Jim Lonborg’s wife, Rosie, has been a volunteer at the clinic for decades. Kids undergo procedures in a Carl Yastrzemski Treatment Room. Roger Clemens used to run down Brookline Ave. wearing his Sox uniform to visit kids in the clinic (no mistaking those metal cleats clacking in a hospital corridor). Mo Vaughn and John Valentin were kid champions in their day.
It’s ongoing. Tim Wakefield is today’s Ted Williams. His teammates are all on board. The Yawkey name is all over the clinic.
And then there is Jon Lester, 25, a cancer survivor. Somebody’s child. Strong enough to beat me up.
When Ted Williams came back from Korea in 1953, he delivered a speech at a giant Jimmy Fund gala at the Hotel Statler.

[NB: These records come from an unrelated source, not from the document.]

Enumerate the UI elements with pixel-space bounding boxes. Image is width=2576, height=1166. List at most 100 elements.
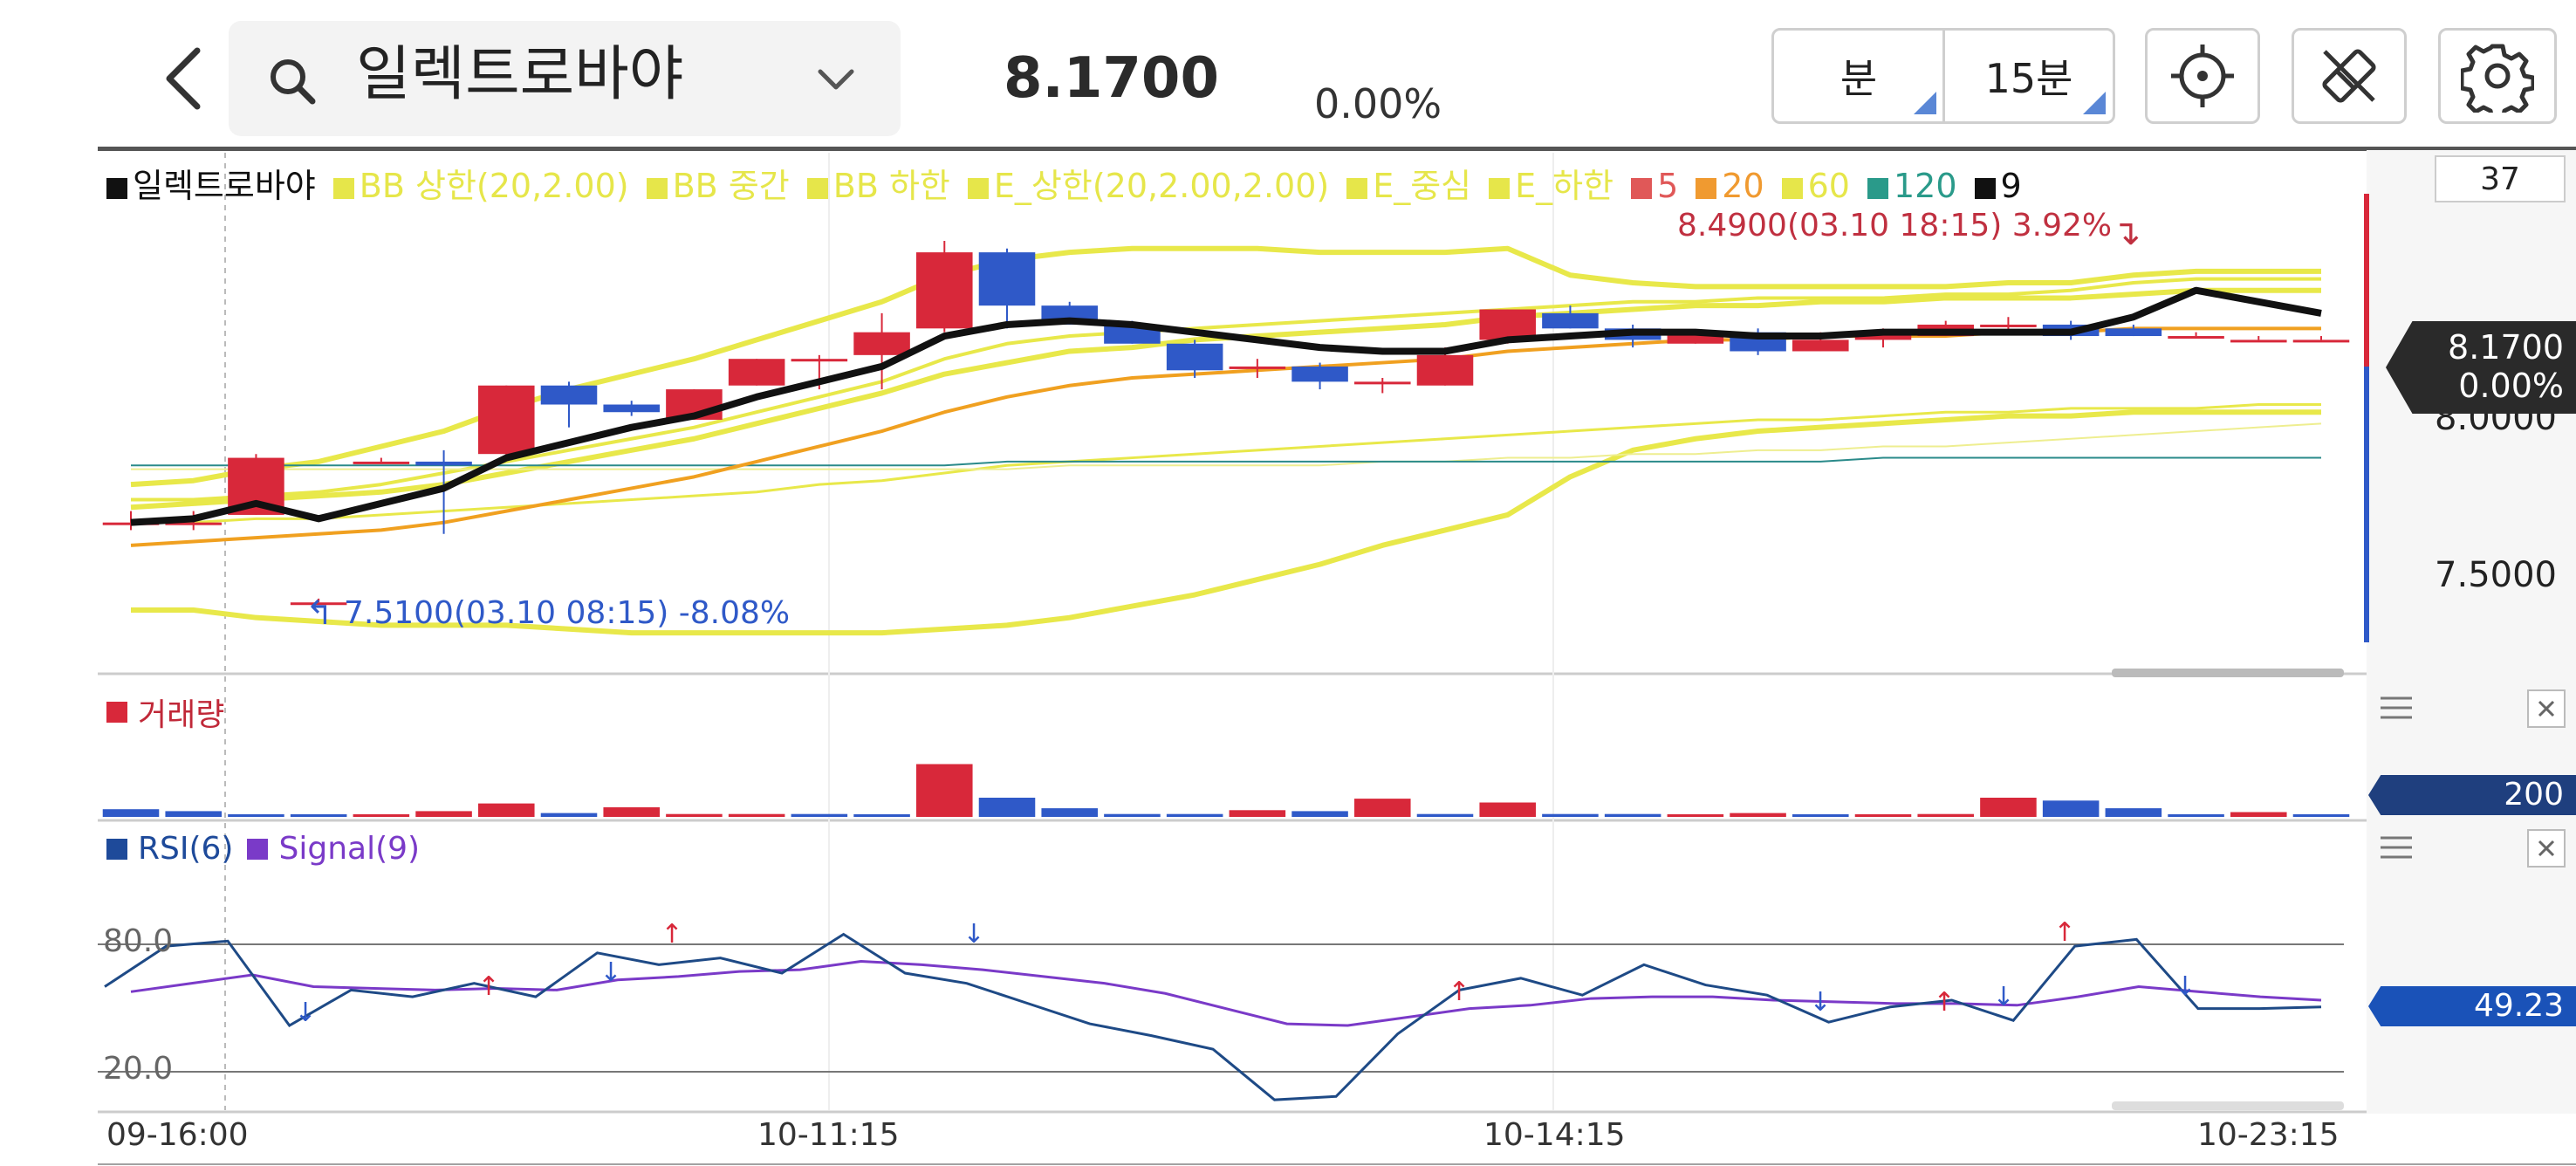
chart-unit-label: 분 [1840,55,1878,102]
volume-bar [2292,814,2350,817]
back-icon [166,47,201,110]
volume-title-text: 거래량 [138,697,225,733]
candle-body [1166,343,1223,371]
volume-bar [478,803,535,817]
legend-item: BB 하한 [806,162,950,209]
envelope-upper-line [131,277,2321,502]
ma20-line [130,326,2321,547]
candle-body [1542,312,1599,329]
x-axis-label: 10-11:15 [757,1117,900,1153]
drawing-eraser-icon [2322,49,2376,103]
rsi-panel-title: RSI(6) Signal(9) [106,831,420,867]
crosshair-icon [2171,45,2234,107]
rsi-swatch [106,838,127,860]
legend-item: E_상한(20,2.00,2.00) [967,162,1329,209]
candle-body [2105,328,2162,337]
chart-unit-selector[interactable]: 분 [1771,28,1946,124]
legend-item: 9 [1974,162,2022,209]
legend-swatch [806,177,828,199]
volume-menu-icon[interactable] [2379,695,2414,724]
legend-item: BB 중간 [646,162,790,209]
candle-body [540,385,598,405]
back-button[interactable] [148,35,218,122]
rsi-value-tag: 49.23 [2368,986,2576,1026]
candle-body [2168,336,2224,340]
envelope-center-line [131,403,2321,525]
legend-label: BB 중간 [672,167,790,205]
legend-item: 일렉트로바야 [106,162,316,209]
drawing-tools-button[interactable] [2292,28,2407,124]
candle-body [1854,332,1912,340]
volume-bar [1604,813,1661,817]
legend-swatch [106,177,127,199]
candle-body [791,359,848,362]
volume-panel-title: 거래량 [106,689,224,735]
volume-bar [540,813,598,817]
rsi-close-button[interactable] [2527,829,2566,868]
candle-body [1416,354,1474,386]
legend-swatch [1974,177,1996,199]
rsi-menu-icon[interactable] [2379,834,2414,864]
signal-swatch [247,838,269,860]
rsi-level-low-label: 20.0 [103,1051,174,1087]
low-price-annotation: 7.5100(03.10 08:15) -8.08% [344,595,791,631]
legend-label: 일렉트로바야 [133,167,316,205]
settings-button[interactable] [2438,28,2557,124]
candle-body [165,522,222,525]
cross-down-arrow-icon: ↓ [294,998,316,1028]
volume-bar [1667,814,1724,817]
volume-bar [916,764,973,817]
candle-body [853,332,910,355]
legend-swatch [967,177,989,199]
candle-body [2230,340,2287,343]
high-price-annotation: 8.4900(03.10 18:15) 3.92% [1677,208,2113,243]
volume-close-button[interactable] [2527,689,2566,728]
current-price: 8.1700 [1004,46,1219,111]
chart-interval-selector[interactable]: 15분 [1942,28,2115,124]
cross-down-arrow-icon: ↓ [2174,971,2196,1002]
bb-mid-line [130,287,2321,511]
legend-label: 5 [1657,167,1679,205]
stock-name: 일렉트로바야 [356,40,684,109]
volume-bar [290,814,347,817]
volume-bar [1291,811,1348,817]
volume-bar [1980,798,2037,817]
volume-bar [1730,813,1786,817]
cross-up-arrow-icon: ↑ [1448,977,1470,1007]
volume-bar [1041,808,1098,817]
dropdown-corner-icon [1914,92,1936,114]
volume-bar [978,798,1036,817]
volume-bar [102,809,160,817]
envelope-lower-line [131,422,2322,470]
legend-item: 120 [1867,162,1957,209]
crosshair-button[interactable] [2145,28,2260,124]
candle-body [603,404,660,413]
stock-search-box[interactable] [229,21,901,136]
candle-body [1229,366,1286,369]
legend-swatch [1631,177,1653,199]
legend-label: 9 [2000,167,2022,205]
legend-item: BB 상한(20,2.00) [332,162,629,209]
legend-label: 120 [1893,167,1957,205]
signal-title-text: Signal(9) [278,831,421,867]
volume-bar [1104,813,1161,817]
candle-body [916,252,973,329]
current-price-tag-value: 8.1700 [2448,328,2564,367]
candle-body [290,602,347,606]
legend-label: 60 [1807,167,1850,205]
volume-bar [415,811,472,817]
volume-bar [2042,800,2100,817]
price-scale-area[interactable] [2367,150,2576,1114]
legend-swatch [332,177,354,199]
rsi-scrollbar [2112,1101,2344,1110]
chevron-down-icon[interactable] [810,52,862,105]
cross-down-arrow-icon: ↓ [963,919,984,950]
candle-body [1479,309,1536,340]
volume-bar [228,814,284,817]
legend-item: 60 [1781,162,1850,209]
main-chart-legend: 일렉트로바야 BB 상한(20,2.00) BB 중간 BB 하한 E_상한(20,2.… [106,162,2034,209]
legend-label: E_중심 [1373,167,1472,205]
volume-value-tag: 200 [2368,775,2576,815]
main-scrollbar [2112,669,2344,677]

Wearing a necktie for one of the few times in his life, Ted told the crowd, “Somehow it strikes me that a dollar tossed into this drive is the whole American way of life in a nutshell. All the bullets and all the bombs that explode all over the world won’t leave the impact, when all is said and done, of a dollar bill dropped into the Jimmy Fund pot by a warm heart and a willing hand.’’
The young Jimmy Fund that night raised $125,000, including $50,000 from the Joseph Kennedy Foundation. The foundation’s gift was presented by 21-year-old Edward Kennedy. Years later, two of Kennedy’s own children were treated for cancer. And survived.
Not all of the kids make it. There is work to be done in the names of Alexis, Michael, Amy, Kiki, and Patrick.